Women are told all the time that they’re not as good as men; I hear it all the time. “Why didn’t you speak up?”; “That was Tod’s idea, wasn’t it?”; “Go get some coffee while the men talk” and other phrases all come up. We women even face a glass ceiling in many traditionally male jobs – CEO, business partners, welding, firefighting, police work, and many others that have only recently opened up to females.
Another woman who knows how hard it can be to shatter that glass ceiling is Helane Morrison. She was born and raised in Brooklyn, New York. When she attended college, she got a degree in journalism. However, she was never one to stop after one goal had been accomplished and promptly set off to study law. While she was studying for her law degree, she put her journalism degree to good use and became the editor in chief of the law review at the University of California Berkeley School of Law.

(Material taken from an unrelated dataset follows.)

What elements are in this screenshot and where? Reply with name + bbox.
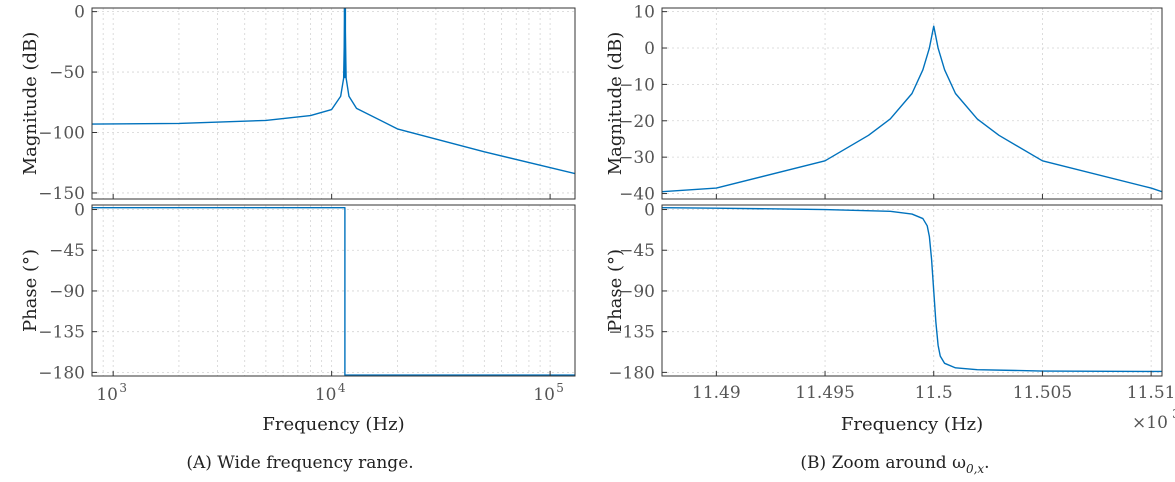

After she graduated with her law degree, Morrison worked as a law clerk in the 7th circuit US Court of Appeals. Shortly thereafter, she began to work under Harry A. Blackmun. From there, she worked at the Howard, Rice, Nemerovski, Canady, Falk, and Rabkin law firm in 1986. In 1991, she became a full partner at the firm.
During her time at this particular law firm, she became a force of integrity in the financial world. There are people termed “untouchable” due to how much money, power, and influence they accrue in whatever job they have. These are the people she started to take down; one at a time, she would find a way to bring the “untouchables” down in the financial world using the law. A couple of said people she brought down include the CEO of Google and of HBO and Co.
In 1991, Morrison changed jobs again. She went to work for the Securities and Exchange Commission, or the SEC. Here, Helane Morrison continued her work of taking down those that had too much power, money, or influence for the regular courts to bring down. Smaller courts would have the same issue if it weren’t for Morrison.